Page MenuHomePhabricator

Encoding error on the some sites of the IWM
Closed, ResolvedPublic

Description

The following wiki site on the InterWiki Map fails to decode the HTML data:
http://wiki.genealogy.net/index.php/$1

Following is the non-wiki site:
https://lists.wikimedia.org/mailman/listinfo/$1

Following is the traceback produced by detect_site_type:

TRACEBACK:

>>> pywikibot.detect_site_type("http://wiki.genealogy.net/index.php/$1")
Traceback (most recent call last):
  File "<console>", line 1, in <module>
  File "C:\Users\Acer\Documents\GitHub\core\pywikibot\__init__.py", line 122, in detect_site_type
    data = request.content
  File "C:\Users\Acer\Documents\GitHub\core\pywikibot\comms\threadedhttp.py", line 496, in content
    return self.decode(self.encoding)
  File "C:\Users\Acer\Documents\GitHub\core\pywikibot\comms\threadedhttp.py", line 486, in encoding
    raise self._encoding
UnicodeDecodeError: 'utf8' codec can't decode byte 0xfc in position 10989: invalid start byte

SAMPLE CODE:

def detect_site_type(url):
    up = urlparse(url)
    if up.scheme in ('http','https', ''):
        if up.scheme == '':
            url = 'http:' + url
        try:
            request = pywikibot.comms.http.fetch(url)
        except Exception as e:
            return 'Detection Failed : ' + str(e)
        data = request.content
    elif up.scheme == 'ftp':
        return 'Not a wikiengine site - ftp'
    elif up.scheme == 'irc':
        return 'Not a wikiengine site - irc'
    else:
        return 'No scheme satisfied'

    wp = WikiHTMLPageParser()
    wp.feed(data)
    if wp.generator:
        if "MediaWiki" not in wp.generator:
            return 'Not a MediaWiki site.'
        version = wp.generator
        return version
    else:
        return 'generator is empty'


class WikiHTMLPageParser(HTMLParser):

    """Wiki HTML page parser."""

    def __init__(self, *args, **kwargs):
        HTMLParser.__init__(self, *args, **kwargs)
        self.generator = None

    def handle_starttag(self, tag, attrs):
        attrs = dict(attrs)
        if tag == "meta":
            if attrs.get("name") == "generator":
                self.generator = attrs["content"]
        if tag == "link":
            if attrs.get("rel") == "EditURI":
                self.edituri = attrs["href"]

Event Timeline

Omegat claimed this task.
Omegat raised the priority of this task from to Needs Triage.
Omegat updated the task description. (Show Details)
Omegat subscribed.
valhallasw subscribed.

The site states it's utf-8 in the http headers:

Content-Type: text/html; charset=utf-8

and even repeats this in the html

<meta http-equiv="Content-Type" content="text/html; charset=utf-8" />

yet contains both "Verein f\xfcr Computerge" (= Verein für Computerge in latin-1) /and/ "\xc3\x9cber GenWiki" (= "Über GenWiki" in utf-8)

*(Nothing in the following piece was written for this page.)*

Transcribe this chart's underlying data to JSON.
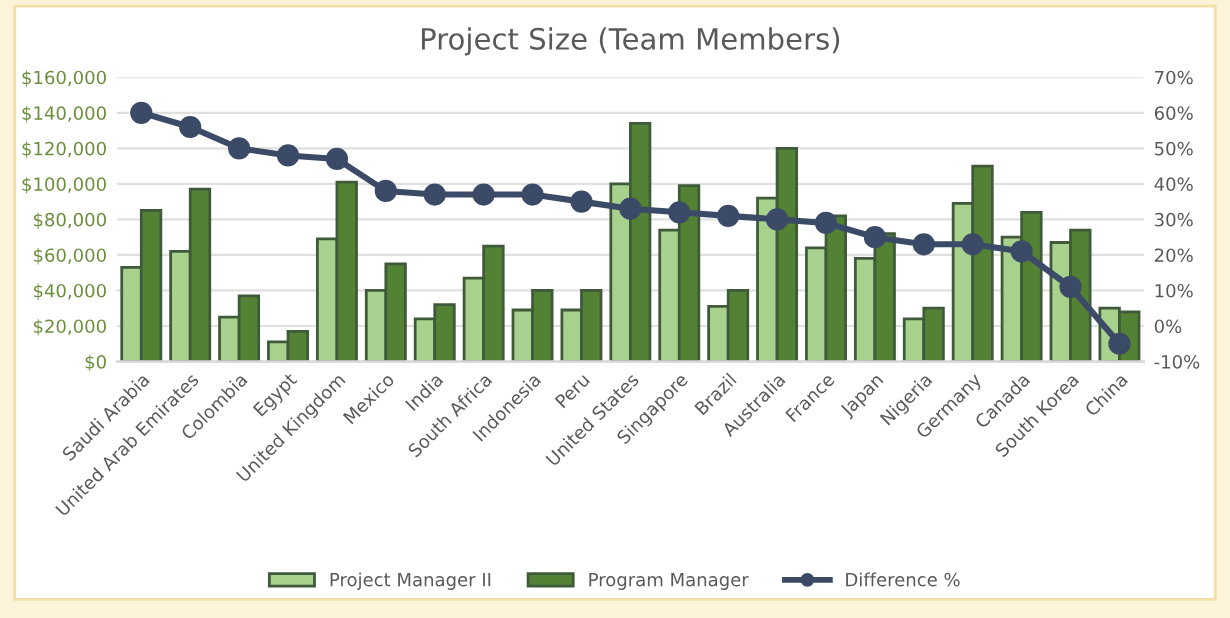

You can either work around this by manually decoding, replacing characters on errors:

data = request.raw.decode(request.encoding, 'replace')

I think raising an Exception when the server provides inconsistent information is sensible, so closing as 'Invalid'.

Sorry, I misunderstood the bug. This is not a bug 'something to fix in pywikibot', but 'something to fix for the interwikimap project'.

I don't this is a valid complaint about pywikibot core, because the file has simply encoded part of the content (at least one character) using the latin1 encoding. But at least the first 10898 bytes are encoded as UTF-8, which is reported in the HTTP and HTML header. The best solution would be to notify the site to fix their output and to contain only UTF-8 characters.

>>> import pywikibot.comms.http
>>> req = pywikibot.comms.http.fetch('http://wiki.genealogy.net/index.php/$1')
WARNING: Http response status 404
>>> req.content
Traceback (most recent call last):
  File "<stdin>", line 1, in <module>
  File "/home/xzise/Programms/core/pywikibot/comms/threadedhttp.py", line 487, in content
    return self.decode(self.encoding)
  File "/home/xzise/Programms/core/pywikibot/comms/threadedhttp.py", line 477, in encoding
    raise self._encoding
  File "/home/xzise/Programms/core/pywikibot/comms/threadedhttp.py", line 459, in encoding
    self.raw.decode(self.header_encoding)
UnicodeDecodeError: 'utf-8' codec can't decode byte 0xfc in position 10989: invalid start byte
>>> req.raw[:10989].decode('utf-8')
'<!DOCTYPE html
…
<meta http-equiv="Content-Type" content="text/html; charset=utf-8" />
…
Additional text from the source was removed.